After 2014, European NATO members even continued to supply Russia with weapons, components for weapon manufacturing, and relevant technologies. European components, including highly effective targeting systems, were found in Russian tanks and armoured vehicles destroyed by Ukrainian forces in February and March 2022. It is the NATO Secretary General’s responsibility to insist that member states halt the supply of arms, military technologies, and dual-use technologies to the aggressor. But until February 2022, no significant sanctions had been imposed. Surely, it’s also the Secretary General’s role to coordinate governments’ efforts to limit the aggressor state’s capabilities?
All these tasks now fall to Mark Rutte. He has no reason to delay, and likely will not. The former Dutch Prime Minister, now NATO Secretary General, pursued an active policy of strengthening his country’s defences in his previous role. Although the Netherlands only reached the target of 2% of GDP for defence spending this year, Rutte has consistently demonstrated the importance of supporting Ukraine, which now acts as a shield against Russian aggression in the West.

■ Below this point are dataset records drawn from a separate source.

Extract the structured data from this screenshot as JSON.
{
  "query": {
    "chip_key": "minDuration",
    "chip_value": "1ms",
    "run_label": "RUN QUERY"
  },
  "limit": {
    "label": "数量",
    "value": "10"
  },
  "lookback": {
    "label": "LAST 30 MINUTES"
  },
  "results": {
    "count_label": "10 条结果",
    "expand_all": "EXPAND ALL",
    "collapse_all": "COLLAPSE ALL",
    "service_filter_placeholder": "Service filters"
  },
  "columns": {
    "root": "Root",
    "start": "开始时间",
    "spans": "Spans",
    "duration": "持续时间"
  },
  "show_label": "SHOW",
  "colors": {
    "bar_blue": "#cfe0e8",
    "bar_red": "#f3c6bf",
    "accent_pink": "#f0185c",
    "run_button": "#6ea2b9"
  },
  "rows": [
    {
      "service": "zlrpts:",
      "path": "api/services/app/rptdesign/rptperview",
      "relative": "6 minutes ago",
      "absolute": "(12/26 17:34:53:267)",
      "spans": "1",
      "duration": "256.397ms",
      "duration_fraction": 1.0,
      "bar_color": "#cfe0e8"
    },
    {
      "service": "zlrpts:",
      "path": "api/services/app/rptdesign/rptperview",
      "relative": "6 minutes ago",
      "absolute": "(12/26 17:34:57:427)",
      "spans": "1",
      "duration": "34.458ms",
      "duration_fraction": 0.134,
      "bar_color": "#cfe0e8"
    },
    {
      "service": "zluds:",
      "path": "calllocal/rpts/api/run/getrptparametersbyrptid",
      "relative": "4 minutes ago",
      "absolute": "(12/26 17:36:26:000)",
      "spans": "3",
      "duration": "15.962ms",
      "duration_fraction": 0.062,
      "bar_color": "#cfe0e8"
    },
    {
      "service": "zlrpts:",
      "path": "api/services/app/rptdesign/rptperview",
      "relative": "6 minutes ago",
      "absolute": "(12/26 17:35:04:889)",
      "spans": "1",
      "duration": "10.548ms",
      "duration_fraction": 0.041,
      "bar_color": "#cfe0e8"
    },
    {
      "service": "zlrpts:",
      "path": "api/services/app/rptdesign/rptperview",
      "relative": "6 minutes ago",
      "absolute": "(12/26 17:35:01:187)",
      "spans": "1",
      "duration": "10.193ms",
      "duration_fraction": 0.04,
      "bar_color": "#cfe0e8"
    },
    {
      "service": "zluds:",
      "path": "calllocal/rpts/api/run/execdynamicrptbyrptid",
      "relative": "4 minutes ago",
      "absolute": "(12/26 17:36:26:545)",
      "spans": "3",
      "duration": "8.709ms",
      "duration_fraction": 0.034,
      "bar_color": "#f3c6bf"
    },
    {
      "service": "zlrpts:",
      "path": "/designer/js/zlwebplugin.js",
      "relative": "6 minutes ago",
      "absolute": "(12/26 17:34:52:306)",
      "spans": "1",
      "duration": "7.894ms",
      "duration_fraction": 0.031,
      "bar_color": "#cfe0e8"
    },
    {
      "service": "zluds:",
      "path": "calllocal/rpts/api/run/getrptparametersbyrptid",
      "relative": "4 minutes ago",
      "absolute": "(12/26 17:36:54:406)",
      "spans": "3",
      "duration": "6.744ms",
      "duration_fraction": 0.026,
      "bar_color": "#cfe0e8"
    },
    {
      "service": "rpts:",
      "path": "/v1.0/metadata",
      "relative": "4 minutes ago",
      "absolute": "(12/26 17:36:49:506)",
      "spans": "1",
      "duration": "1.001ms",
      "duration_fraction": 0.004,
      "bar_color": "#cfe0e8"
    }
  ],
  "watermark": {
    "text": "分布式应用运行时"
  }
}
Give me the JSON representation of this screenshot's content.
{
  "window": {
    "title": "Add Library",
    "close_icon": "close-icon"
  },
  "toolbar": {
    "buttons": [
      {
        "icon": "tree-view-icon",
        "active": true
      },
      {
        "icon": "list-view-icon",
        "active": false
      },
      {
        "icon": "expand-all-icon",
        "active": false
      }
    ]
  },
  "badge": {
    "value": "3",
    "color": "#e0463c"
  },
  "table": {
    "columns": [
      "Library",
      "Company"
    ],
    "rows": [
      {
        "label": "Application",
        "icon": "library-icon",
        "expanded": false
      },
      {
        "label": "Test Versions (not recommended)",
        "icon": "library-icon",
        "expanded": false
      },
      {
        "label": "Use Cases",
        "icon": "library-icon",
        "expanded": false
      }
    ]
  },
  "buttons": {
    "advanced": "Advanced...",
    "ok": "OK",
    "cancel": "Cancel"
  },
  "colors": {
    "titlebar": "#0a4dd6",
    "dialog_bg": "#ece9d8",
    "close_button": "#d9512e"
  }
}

Judging by Rutte’s declarations, both before and after taking up the position of NATO Secretary General, he views the revitalisation of the Alliance as his mission. To achieve this, Rutte will need to promote the idea of significantly increasing European members’ defence budgets. The “2% of GDP on defence” target is now considered outdated by NATO’s eastern members. These countries will support Rutte in demanding both the fulfilment of the current target and its reassessment to at least 2.5%, if not 3%.
An even greater challenge for Rutte, and all NATO leaders, is finding a suitable way to demonstrate that the Alliance has not abandoned its founding principle of “one for all, and all for one.” Many are now eager to test Article 5 of the Treaty, which stipulates NATO’s collective defence in the event of an attack on one of its members.